Petra Costa, por sua vez, também usou sua conta na rede social para festejar a indicação. “Estamos extasiados pela @TheAcademy ter reconhecido a urgência de #DemocraciaEmVertigem. Numa época em que a extrema direita está se espalhando como uma epidemia esperamos que esse filme possa ajudar a entender como é crucial proteger nossas democracias. Viva o cinema Brasileiro!”, publicou, em português e também em inglês.
É a primeira vez em quatro anos que uma produção brasileira é indicada em uma categoria do Oscar. A última foi em 2016, quando O menino e o mundo, de Alê abreu, concorreu a melhor animação. Naquele ano, o prêmio ficou com Divertidamente. Os concorrentes de Democracia em vertigem são Indústria americana, The cave, For sama e Honeyland, que aparece como forte candidato, indicado também a melhor filme internacional. O longa da Macedônia do Norte aborda a relação do homem com o planeta por meio da história singular de Hatidze, a última caçadora de abelhas da Europa.
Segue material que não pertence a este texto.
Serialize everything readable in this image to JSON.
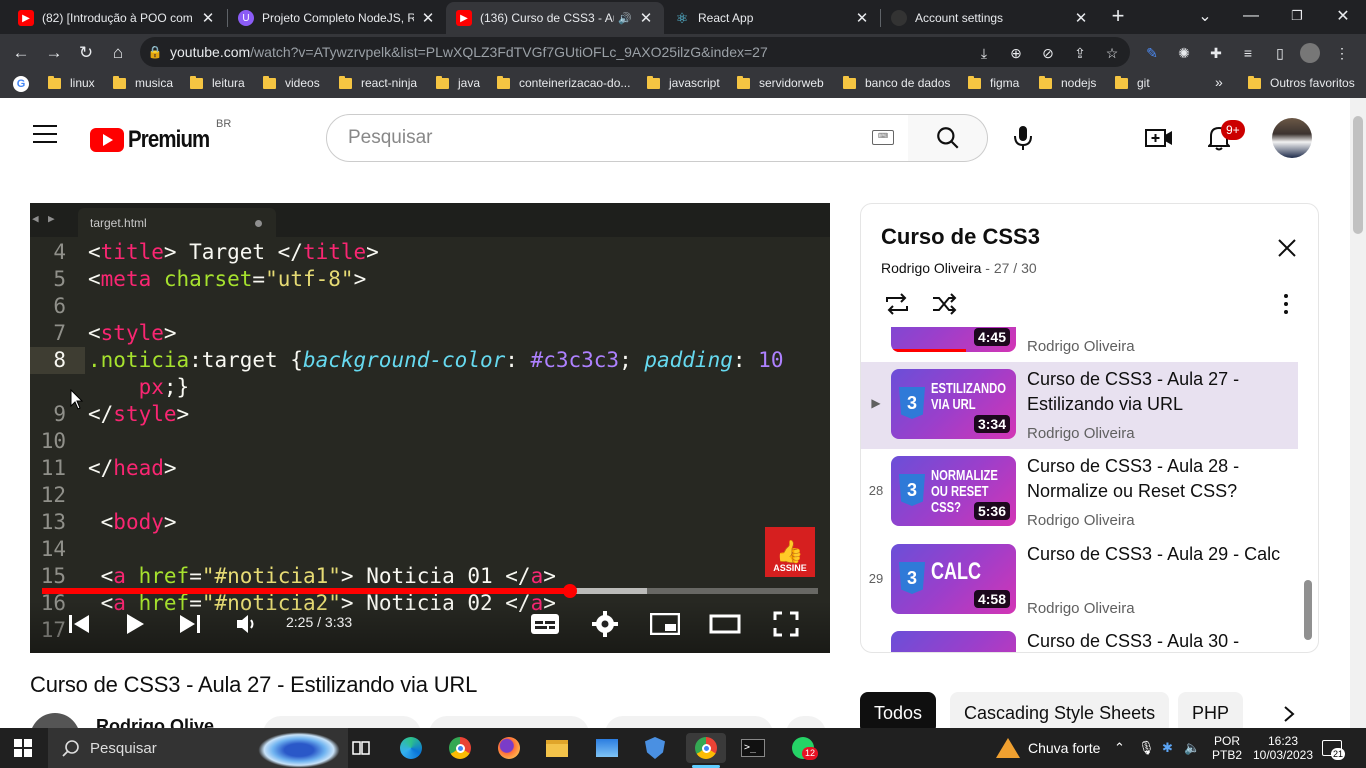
{
  "browser": {
    "tabs": [
      {
        "title": "(82) [Introdução à POO com",
        "icon": "youtube-icon"
      },
      {
        "title": "Projeto Completo NodeJS, Re",
        "icon": "udemy-icon"
      },
      {
        "title": "(136) Curso de CSS3 - Au",
        "icon": "youtube-icon"
      },
      {
        "title": "React App",
        "icon": "react-icon"
      },
      {
        "title": "Account settings",
        "icon": "github-icon"
      }
    ],
    "url_host": "youtube.com",
    "url_rest": "/watch?v=ATywzrvpelk&list=PLwXQLZ3FdTVGf7GUtiOFLc_9AXO25ilzG&index=27",
    "bookmarks": [
      "linux",
      "musica",
      "leitura",
      "videos",
      "react-ninja",
      "java",
      "conteinerizacao-do...",
      "javascript",
      "servidorweb",
      "banco de dados",
      "figma",
      "nodejs",
      "git"
    ],
    "other_bookmarks": "Outros favoritos",
    "more_bookmarks": "»"
  },
  "youtube": {
    "logo_text": "Premium",
    "region": "BR",
    "search_placeholder": "Pesquisar",
    "notifications_badge": "9+"
  },
  "video": {
    "editor_tab": "target.html",
    "code_lines": [
      {
        "n": "4"
      },
      {
        "n": "5"
      },
      {
        "n": "6"
      },
      {
        "n": "7"
      },
      {
        "n": "8"
      },
      {
        "n": ""
      },
      {
        "n": "9"
      },
      {
        "n": "10"
      },
      {
        "n": "11"
      },
      {
        "n": "12"
      },
      {
        "n": "13"
      },
      {
        "n": "14"
      },
      {
        "n": "15"
      },
      {
        "n": "16"
      },
      {
        "n": "17"
      }
    ],
    "subscribe_label": "ASSINE",
    "time_current": "2:25",
    "time_separator": " / ",
    "time_total": "3:33",
    "progress": 0.68,
    "buffered": 0.78,
    "title": "Curso de CSS3 - Aula 27 - Estilizando via URL",
    "channel_name": "Rodrigo Olive..."
  },
  "playlist": {
    "title": "Curso de CSS3",
    "owner": "Rodrigo Oliveira",
    "position": "27 / 30",
    "separator": " - ",
    "items": [
      {
        "index": "",
        "thumb_text": "",
        "duration": "4:45",
        "title": "",
        "author": "Rodrigo Oliveira"
      },
      {
        "index": "▶",
        "thumb_text": "Estilizando via URL",
        "duration": "3:34",
        "title": "Curso de CSS3 - Aula 27 - Estilizando via URL",
        "author": "Rodrigo Oliveira"
      },
      {
        "index": "28",
        "thumb_text": "Normalize ou Reset CSS?",
        "duration": "5:36",
        "title": "Curso de CSS3 - Aula 28 - Normalize ou Reset CSS?",
        "author": "Rodrigo Oliveira"
      },
      {
        "index": "29",
        "thumb_text": "Calc",
        "duration": "4:58",
        "title": "Curso de CSS3 - Aula 29 - Calc",
        "author": "Rodrigo Oliveira"
      },
      {
        "index": "",
        "thumb_text": "",
        "duration": "",
        "title": "Curso de CSS3 - Aula 30 -",
        "author": ""
      }
    ]
  },
  "chips": [
    "Todos",
    "Cascading Style Sheets",
    "PHP"
  ],
  "taskbar": {
    "search": "Pesquisar",
    "weather": "Chuva forte",
    "lang1": "POR",
    "lang2": "PTB2",
    "time": "16:23",
    "date": "10/03/2023",
    "notif_count": "21",
    "whatsapp_badge": "12"
  },
  "colors": {
    "youtube_red": "#ff0000",
    "current_item": "#e8e1f0",
    "chrome_dark": "#202124"
  }
}
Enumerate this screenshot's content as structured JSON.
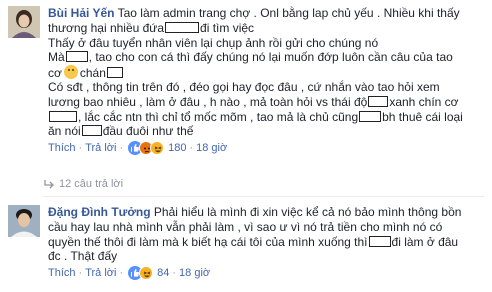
{
  "comment1": {
    "author": "Bùi Hải Yến",
    "lines": [
      [
        "Tao làm admin trang chợ . Onl bằng lap chủ yếu . Nhiều khi thấy"
      ],
      [
        "thương hại nhiều đứa",
        "đi tìm việc"
      ],
      [
        "Thấy ở đâu tuyển nhân viên lại chụp ảnh rồi gửi cho chúng nó"
      ],
      [
        "Mà",
        ", tao cho con cá thì đấy chúng nó lại muốn đớp luôn cần câu của tao"
      ],
      [
        "cơ",
        "chán"
      ],
      [
        "Có sđt , thông tin trên đó , đéo gọi hay đọc đâu , cứ nhắn vào tao hỏi xem"
      ],
      [
        "lương bao nhiêu , làm ở đâu , h nào , mả toàn hỏi vs thái độ",
        "xanh chín cơ"
      ],
      [
        ", lắc cắc ntn thì chỉ tổ mốc mõm , tao mả là chủ cũng",
        "bh thuê cái loại"
      ],
      [
        "ăn nói",
        "đầu đuôi như thế"
      ]
    ],
    "actions": {
      "like": "Thích",
      "reply": "Trả lời",
      "reaction_count": "180",
      "time": "18 giờ"
    },
    "replies_label": "12 câu trả lời"
  },
  "comment2": {
    "author": "Đặng Đình Tưởng",
    "lines": [
      [
        "Phải hiểu là mình đi xin việc kể cả nó bảo mình thông bồn"
      ],
      [
        "cầu hay lau nhà mình vẫn phải làm , vì sao ư vì nó trả tiền cho mình nó có"
      ],
      [
        "quyền thế thôi đi làm mà k biết hạ cái tôi của mình xuống thì",
        "đi làm ở đâu"
      ],
      [
        "đc . Thật đấy"
      ]
    ],
    "actions": {
      "like": "Thích",
      "reply": "Trả lời",
      "reaction_count": "84",
      "time": "18 giờ"
    }
  },
  "colors": {
    "author": "#365899",
    "link": "#4267b2",
    "meta": "#90949c",
    "text": "#1d2129"
  },
  "icons": [
    "like-reaction-icon",
    "angry-reaction-icon",
    "haha-reaction-icon",
    "reply-arrow-icon",
    "grinning-emoji-icon"
  ]
}
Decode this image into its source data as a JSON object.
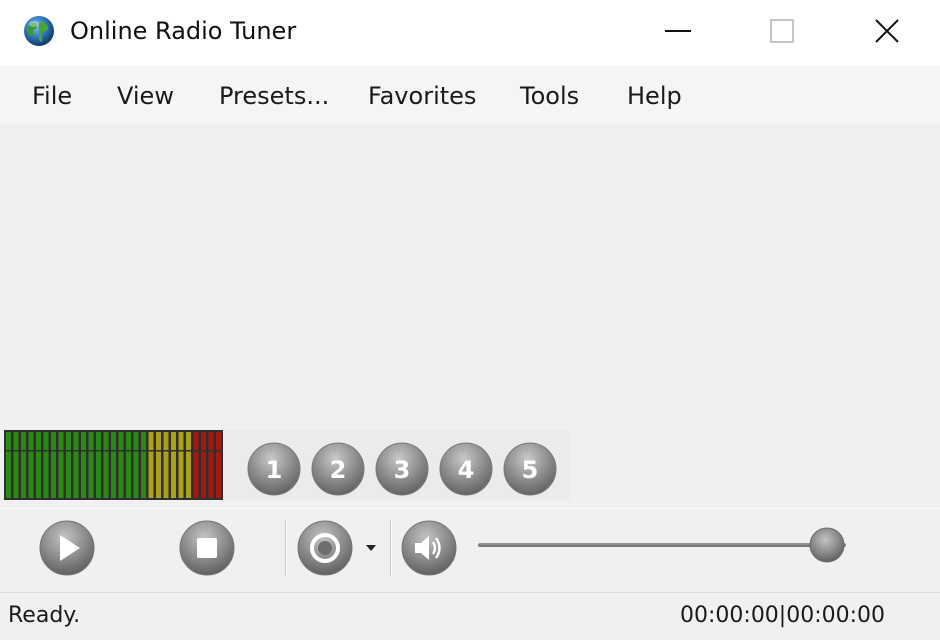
{
  "window": {
    "title": "Online Radio Tuner",
    "app_icon": "globe-icon",
    "controls": [
      "minimize-icon",
      "maximize-icon",
      "close-icon"
    ]
  },
  "menu": {
    "items": [
      {
        "label": "File"
      },
      {
        "label": "View"
      },
      {
        "label": "Presets..."
      },
      {
        "label": "Favorites"
      },
      {
        "label": "Tools"
      },
      {
        "label": "Help"
      }
    ]
  },
  "presets": {
    "buttons": [
      {
        "label": "1"
      },
      {
        "label": "2"
      },
      {
        "label": "3"
      },
      {
        "label": "4"
      },
      {
        "label": "5"
      }
    ]
  },
  "transport": {
    "play_icon": "play-icon",
    "stop_icon": "stop-icon",
    "record_icon": "record-icon",
    "record_menu_icon": "dropdown-arrow-icon",
    "volume_icon": "speaker-icon",
    "volume_level": 1.0
  },
  "status": {
    "text": "Ready.",
    "time": "00:00:00|00:00:00"
  },
  "colors": {
    "vu_green": "#2c8a14",
    "vu_yellow": "#a9a21a",
    "vu_red": "#a3180f",
    "button_grey": "#8a8a8a"
  }
}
Indústria americana fala sobre a instalação de uma fábrica chinesa em Ohio e os impactos disso na sociedade local. Disponível na Netflix, é uma produção do selo Higher Ground Productions, de Barack e Michelle Obama. For sama retrata a história da cineasta síria Waad al-Kateab, que documentou sua vida familiar na cidade de Aleppo durante a guerra, período em que deu à luz a uma filha. O conflito sírio é tema também de The cave, coprodução de Síria, Dinamarca, Alemanha, EUA e Qatar, que registra o trabalho da médica Amani Ballor em um hospital improvisado em uma caverna durante a guerra.
ASSUSTADOR
O filme de Petra Costa tem credenciais importantes a seu favor. O diário norte-americano The New York Times colocou Democracia em vertigem em sua lista de melhores filmes de 2019 (incluindo os de ficção). “Este documentário angustiante, uma análise cuidadosa dos eventos que levaram à eleição de Jair Bolsonaro, presidente populista do Brasil, é o filme mais assustador do ano", escreveu o crítico A. O. Scott, ao justificar a escolha.
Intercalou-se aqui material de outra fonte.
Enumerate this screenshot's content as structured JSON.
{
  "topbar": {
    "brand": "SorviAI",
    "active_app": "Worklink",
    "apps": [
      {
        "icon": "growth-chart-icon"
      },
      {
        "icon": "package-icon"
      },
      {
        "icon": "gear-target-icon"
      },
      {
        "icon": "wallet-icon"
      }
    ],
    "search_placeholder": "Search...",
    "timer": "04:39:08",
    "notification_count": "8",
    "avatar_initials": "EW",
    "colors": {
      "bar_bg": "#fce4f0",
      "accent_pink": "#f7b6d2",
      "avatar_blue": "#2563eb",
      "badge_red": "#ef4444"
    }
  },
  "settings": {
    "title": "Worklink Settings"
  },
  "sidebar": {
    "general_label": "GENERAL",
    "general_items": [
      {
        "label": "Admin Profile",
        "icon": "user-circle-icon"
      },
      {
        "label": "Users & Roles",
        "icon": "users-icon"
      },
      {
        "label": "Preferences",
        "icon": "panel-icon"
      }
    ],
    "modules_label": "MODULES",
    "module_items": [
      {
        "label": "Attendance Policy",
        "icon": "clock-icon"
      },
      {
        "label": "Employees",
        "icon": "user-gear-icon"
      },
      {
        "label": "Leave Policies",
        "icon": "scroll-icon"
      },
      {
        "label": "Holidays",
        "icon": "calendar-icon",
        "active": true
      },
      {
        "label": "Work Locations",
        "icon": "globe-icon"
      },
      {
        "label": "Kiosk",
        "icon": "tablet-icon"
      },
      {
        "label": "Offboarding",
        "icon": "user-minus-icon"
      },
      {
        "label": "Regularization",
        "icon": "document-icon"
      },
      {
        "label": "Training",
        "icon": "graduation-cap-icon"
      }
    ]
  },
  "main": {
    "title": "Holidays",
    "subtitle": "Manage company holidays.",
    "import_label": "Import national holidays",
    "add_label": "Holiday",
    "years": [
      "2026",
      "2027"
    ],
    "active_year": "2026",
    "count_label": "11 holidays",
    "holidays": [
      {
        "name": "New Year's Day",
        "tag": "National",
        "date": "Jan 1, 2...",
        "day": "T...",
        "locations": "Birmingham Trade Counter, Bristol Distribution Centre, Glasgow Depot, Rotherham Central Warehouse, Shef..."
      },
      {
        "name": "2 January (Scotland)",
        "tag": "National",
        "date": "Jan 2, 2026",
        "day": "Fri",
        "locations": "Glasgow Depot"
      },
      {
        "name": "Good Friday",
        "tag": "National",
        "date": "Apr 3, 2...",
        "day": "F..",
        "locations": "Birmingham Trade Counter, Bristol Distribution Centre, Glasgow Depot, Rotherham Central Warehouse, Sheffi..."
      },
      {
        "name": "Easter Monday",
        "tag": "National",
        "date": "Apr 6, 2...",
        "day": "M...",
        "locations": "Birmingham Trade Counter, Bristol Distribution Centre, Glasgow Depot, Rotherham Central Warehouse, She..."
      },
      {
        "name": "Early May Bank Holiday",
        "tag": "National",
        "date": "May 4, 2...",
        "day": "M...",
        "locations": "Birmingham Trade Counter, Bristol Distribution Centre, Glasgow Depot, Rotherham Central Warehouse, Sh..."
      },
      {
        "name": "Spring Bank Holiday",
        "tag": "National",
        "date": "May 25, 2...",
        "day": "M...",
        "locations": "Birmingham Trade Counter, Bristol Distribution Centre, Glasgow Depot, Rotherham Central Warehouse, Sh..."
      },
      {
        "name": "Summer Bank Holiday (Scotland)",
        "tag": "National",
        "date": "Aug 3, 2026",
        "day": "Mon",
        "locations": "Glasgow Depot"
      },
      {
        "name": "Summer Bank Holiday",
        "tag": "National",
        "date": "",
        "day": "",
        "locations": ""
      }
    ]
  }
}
Dois papas, coprodução da Netflix entre EUA, Reino Unido, Itália e Argentina com direção do brasileiro Fernando Meirelles recebeu três indicações: melhor ator coadjuvante (Anthony Hopkins), melhor ator (Jonathan Pryce) e melhor roteiro adaptado (Anthony McCarten).
Em entrevista ao Estado de Minas, publicada no domingo passado (12), Fernando Meirelles falou sobre suas expectativas em relação ao Oscar. Ele disse acreditar que o filme tinha chances de repetir as indicações do Globo de Ouro – foram quatro no total (melhor filme, roteiro adaptado, ator e ator coadjuvante) e descartou uma indicação em sua categoria. O cineasta também comentou que gostaria de ver Dois papas indicado em fotografia (Cesar Charlone) e montagem (Fernando Stutz).
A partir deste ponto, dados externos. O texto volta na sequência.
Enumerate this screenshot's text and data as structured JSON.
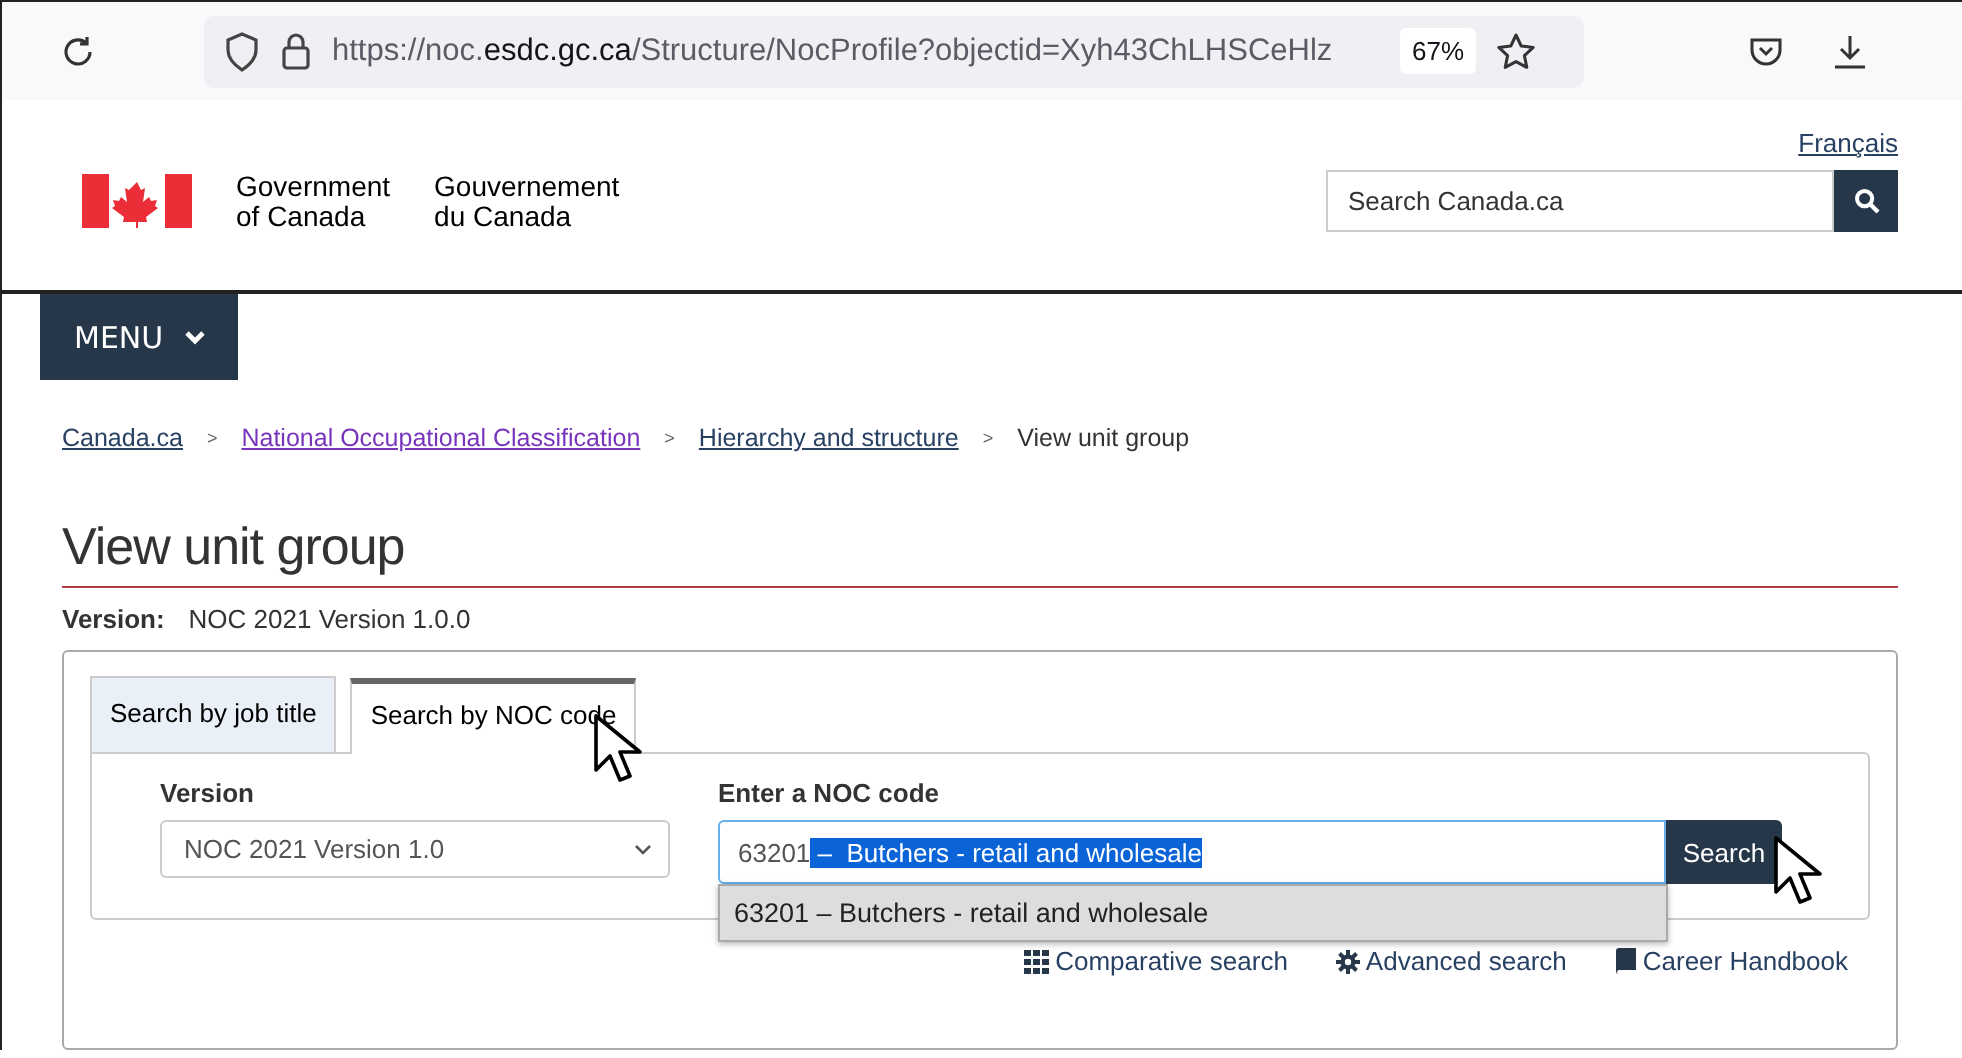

Entre os indicados das 24 categorias, o Brasil ainda tem relação com outros dois filmes. O farol, de Robert Eggers, estrelado por Willem Dafoe e Robert Pattinson, que tem produção dos brasileiros Rodrigo Teixeira e Lourenço Sant'Anna, concorre a melhor fotografia (Jarin Blaschke). E Ad Astra, também coproduzido por Teixeira, está indicado a melhor mixagem de som.